Earlier today, Grandia's inventory system really ruined a game session for me. Grandia uses a limited inventory system, where each character in the party can only carry twelve items, not counting equipped weapons and armor, with no team reserve. I was exploring a section of what could be the final dungeon when I found a Spirit Helm: most likely the strongest helmet in the game. Unfortunately, all of my characters had full inventories, so I was asked what to do with the Helm I just picked up. In a tragic turn of events, I accidentally chose the "Discard Found Item" option instead of the "Discard Item in Inventory" option, and permanently lost out on one of the most powerful pieces of equipment in the game. Needless to say, I had no choice but to turn off my PS2 without saving, and now I am facing the prospect of not only retracing my steps up to that point, but trekking all of the way out of the dungeon just to drop some of the junk in my inventory into storage. This entire incident is a perfect example of some of the flaws in character limited inventory systems.
There is plenty of good reason in limiting the number of items a player has access to in an RPG. In a typical RPG, such as in most Final Fantasy games, every player-controlled character has access to a massive inventory with a potentially nigh-limitless number of healing items and possibly even attack items. With an inventory full of sufficiently powerful healing items, it becomes easy for a player to keep his characters healed during a long battle. So, limiting the player's usable inventory is a valid means of adjusting the difficulty of a game.
Unfortunately, limiting inventory space has a lot of other effects on gameplay. Most RPGs typically hand out a lot of treasure in dungeons: be it more potions, new and improved equipment, or items destined to be sold at the next shop. In a game where the player only has ready access to a limited inventory, the player has to budget a large part of his inventory space to store those items, or else start throwing old items away in order to make room. Thankfully, most games with limited inventory have some means of storing unneeded items, but such games rarely let the player send things into that storage space from inside the dungeon, causing the player to still have to make tough decisions about what to keep and what to throw away. I remember having to throw away a lot of unidentified weapons and armor in Breath of Fire: Dragon Quarter because of that games' limited inventory. Having to throw items away like that is frustrating, since it feels so wasteful.
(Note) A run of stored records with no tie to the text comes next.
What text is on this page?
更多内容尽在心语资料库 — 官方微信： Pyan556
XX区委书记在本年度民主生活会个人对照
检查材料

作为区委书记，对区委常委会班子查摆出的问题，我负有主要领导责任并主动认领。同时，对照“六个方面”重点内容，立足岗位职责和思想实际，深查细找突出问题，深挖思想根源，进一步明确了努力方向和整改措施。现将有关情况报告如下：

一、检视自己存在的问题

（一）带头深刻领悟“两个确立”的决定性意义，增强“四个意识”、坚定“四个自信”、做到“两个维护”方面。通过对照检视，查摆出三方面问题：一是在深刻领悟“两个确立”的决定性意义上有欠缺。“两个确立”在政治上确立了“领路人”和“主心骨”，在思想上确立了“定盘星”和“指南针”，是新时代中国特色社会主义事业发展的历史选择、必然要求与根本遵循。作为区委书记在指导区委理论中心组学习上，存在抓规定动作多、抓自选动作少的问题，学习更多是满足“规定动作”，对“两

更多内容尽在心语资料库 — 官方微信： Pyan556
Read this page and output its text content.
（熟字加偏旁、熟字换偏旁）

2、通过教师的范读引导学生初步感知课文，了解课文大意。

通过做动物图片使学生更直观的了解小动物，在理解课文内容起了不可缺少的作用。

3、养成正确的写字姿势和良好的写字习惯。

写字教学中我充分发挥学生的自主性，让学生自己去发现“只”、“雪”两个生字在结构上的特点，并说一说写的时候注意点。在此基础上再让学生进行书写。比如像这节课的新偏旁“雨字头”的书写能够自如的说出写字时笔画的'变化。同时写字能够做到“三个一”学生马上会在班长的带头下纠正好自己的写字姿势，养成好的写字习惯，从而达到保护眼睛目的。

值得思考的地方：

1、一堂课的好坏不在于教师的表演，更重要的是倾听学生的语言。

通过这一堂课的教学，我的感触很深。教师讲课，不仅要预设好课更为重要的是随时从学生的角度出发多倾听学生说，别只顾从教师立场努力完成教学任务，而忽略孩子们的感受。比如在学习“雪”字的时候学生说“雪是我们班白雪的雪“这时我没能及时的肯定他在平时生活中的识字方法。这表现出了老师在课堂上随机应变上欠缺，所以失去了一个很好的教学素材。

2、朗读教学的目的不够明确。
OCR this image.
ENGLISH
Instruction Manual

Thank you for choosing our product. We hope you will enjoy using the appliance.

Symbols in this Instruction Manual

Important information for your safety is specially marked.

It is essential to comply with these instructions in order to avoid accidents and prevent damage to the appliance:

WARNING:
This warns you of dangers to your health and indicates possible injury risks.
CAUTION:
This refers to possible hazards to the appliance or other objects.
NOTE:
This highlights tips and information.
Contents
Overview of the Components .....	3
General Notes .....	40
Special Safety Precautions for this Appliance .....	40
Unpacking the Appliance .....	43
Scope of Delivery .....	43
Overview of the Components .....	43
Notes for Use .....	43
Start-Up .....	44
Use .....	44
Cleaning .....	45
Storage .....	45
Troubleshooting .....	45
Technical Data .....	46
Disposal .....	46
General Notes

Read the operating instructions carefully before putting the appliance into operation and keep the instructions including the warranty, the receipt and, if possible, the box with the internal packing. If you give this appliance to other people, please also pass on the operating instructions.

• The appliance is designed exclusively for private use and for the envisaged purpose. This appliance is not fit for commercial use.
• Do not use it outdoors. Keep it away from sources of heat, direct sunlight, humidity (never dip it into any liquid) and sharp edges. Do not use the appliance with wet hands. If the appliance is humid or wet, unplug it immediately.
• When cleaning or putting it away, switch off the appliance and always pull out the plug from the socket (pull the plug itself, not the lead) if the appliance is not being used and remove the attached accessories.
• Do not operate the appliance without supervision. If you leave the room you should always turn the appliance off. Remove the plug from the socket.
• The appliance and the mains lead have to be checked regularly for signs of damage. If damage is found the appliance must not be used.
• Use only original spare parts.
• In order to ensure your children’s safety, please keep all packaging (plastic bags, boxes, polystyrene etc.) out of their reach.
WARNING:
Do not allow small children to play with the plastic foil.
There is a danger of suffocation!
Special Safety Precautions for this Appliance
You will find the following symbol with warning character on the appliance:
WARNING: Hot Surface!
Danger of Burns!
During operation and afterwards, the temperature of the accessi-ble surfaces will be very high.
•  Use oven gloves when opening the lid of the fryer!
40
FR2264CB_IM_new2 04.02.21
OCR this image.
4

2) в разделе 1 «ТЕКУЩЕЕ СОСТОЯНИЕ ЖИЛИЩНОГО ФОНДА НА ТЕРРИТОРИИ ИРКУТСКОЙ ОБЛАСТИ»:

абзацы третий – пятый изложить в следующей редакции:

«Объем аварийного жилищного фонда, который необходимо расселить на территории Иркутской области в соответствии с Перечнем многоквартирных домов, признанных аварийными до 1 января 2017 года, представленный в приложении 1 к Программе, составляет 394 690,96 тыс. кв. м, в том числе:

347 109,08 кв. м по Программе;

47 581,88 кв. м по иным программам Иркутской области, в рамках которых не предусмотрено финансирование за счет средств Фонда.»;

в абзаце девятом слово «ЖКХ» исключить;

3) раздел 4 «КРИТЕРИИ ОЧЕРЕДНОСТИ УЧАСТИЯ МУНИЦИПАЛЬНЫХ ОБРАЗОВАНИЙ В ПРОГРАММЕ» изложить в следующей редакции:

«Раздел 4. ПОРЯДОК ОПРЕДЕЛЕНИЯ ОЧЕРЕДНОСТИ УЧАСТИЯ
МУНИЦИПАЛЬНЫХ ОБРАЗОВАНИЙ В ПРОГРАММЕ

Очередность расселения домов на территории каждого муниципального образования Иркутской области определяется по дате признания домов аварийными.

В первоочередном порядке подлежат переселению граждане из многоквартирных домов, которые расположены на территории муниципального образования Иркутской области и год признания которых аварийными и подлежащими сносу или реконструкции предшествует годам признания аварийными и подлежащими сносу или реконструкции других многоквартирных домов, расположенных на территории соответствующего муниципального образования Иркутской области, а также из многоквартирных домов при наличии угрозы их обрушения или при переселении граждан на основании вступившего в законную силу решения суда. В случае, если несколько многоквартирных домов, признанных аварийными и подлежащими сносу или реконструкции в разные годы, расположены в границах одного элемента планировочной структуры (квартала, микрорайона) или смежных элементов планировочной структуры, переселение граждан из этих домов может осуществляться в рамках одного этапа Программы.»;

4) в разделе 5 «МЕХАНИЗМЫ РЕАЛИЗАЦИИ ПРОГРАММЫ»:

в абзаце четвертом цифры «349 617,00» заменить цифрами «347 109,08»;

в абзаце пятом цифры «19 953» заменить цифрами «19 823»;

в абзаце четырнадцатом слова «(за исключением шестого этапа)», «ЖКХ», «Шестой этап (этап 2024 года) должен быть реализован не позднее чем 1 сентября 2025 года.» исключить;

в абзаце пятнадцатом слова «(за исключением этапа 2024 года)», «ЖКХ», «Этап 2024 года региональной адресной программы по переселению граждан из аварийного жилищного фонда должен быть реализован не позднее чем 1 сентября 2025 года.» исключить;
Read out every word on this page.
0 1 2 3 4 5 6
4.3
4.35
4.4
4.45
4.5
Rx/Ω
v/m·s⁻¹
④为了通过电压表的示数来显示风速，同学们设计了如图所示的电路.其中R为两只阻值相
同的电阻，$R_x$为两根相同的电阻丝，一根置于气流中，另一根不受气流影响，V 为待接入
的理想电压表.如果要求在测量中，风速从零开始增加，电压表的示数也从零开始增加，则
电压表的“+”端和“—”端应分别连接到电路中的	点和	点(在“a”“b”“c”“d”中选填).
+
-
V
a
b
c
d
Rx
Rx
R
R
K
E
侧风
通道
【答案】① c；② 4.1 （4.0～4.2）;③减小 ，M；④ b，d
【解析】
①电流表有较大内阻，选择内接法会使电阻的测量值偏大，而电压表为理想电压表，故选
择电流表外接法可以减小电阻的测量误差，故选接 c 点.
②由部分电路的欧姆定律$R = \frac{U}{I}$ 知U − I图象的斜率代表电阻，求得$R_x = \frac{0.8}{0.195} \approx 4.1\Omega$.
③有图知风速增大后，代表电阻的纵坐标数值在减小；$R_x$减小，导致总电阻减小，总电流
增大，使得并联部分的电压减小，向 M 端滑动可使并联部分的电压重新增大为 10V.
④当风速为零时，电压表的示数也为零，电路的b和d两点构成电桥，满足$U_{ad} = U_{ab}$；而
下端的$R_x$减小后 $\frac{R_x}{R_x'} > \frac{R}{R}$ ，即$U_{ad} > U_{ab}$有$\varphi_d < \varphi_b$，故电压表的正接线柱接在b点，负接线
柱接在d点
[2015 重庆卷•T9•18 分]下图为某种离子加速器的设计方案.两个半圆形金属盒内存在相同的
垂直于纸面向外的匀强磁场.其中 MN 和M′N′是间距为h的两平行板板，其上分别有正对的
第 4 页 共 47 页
A particular problem of Grandia's system is that characters keep all of their items when they leave the party temporarily. So, I have been put in situations where one character leaves for a dungeon, and takes the main character's only axe with him, limiting my weapon choices. This particular problem could have been avoided if the player was given the chance to redistribute items between characters when someone leaves the party, or at the very least the character's items were dumped into storage (as is the case for characters who leave permanently).
Another effect of limited inventories is that it usually limits what items the player will actually use to just the bare essentials. Grandia's shops are full of various non-healing battle items, such as bombs that are effective on certain types of enemies, items that boost various stats, and items that drop various enemy stats. Unfortunately, I never could justify bringing those items with me into a dungeon. I could only ever afford to bring four or five items per character into a new area; any more and I risked having to start throwing stuff away. Since that included one or two spare weapons per character, I had to prioritize bringing the most essential items: revival potion and only my most powerful all-character HP and MP restoration items. I simply had no room to bring anything else, which left 70% of the items in the game a waste of inventory space. It is a real shame.
My favorite inventory system of all time has to be Kingdom Hearts' hybrid inventory system. In Kingdom Hearts, each character keeps their own inventory of items, and each character is differentiated by the maximum number of items they can carry. At the same time, there is a shared party inventory that can carry the typical large number of items, with the exception that it can't be accessed during battle. In addition, items in a character's inventory can be set to be automatically restocked from the party inventory after a battle, which helps cut down on the number of minor tasks the player has to worry about. So all told, the Kingdom Hearts inventory system has the advantage of limiting the player's inventory for balance purposes, but at the same time it helps distinguish different characters' strengths, limits needless hassle, and prevents the problem of having to worry about throwing stuff away to make room for new items. If a game designer wants to implement a limited inventory system, that is the example I would recommend looking at.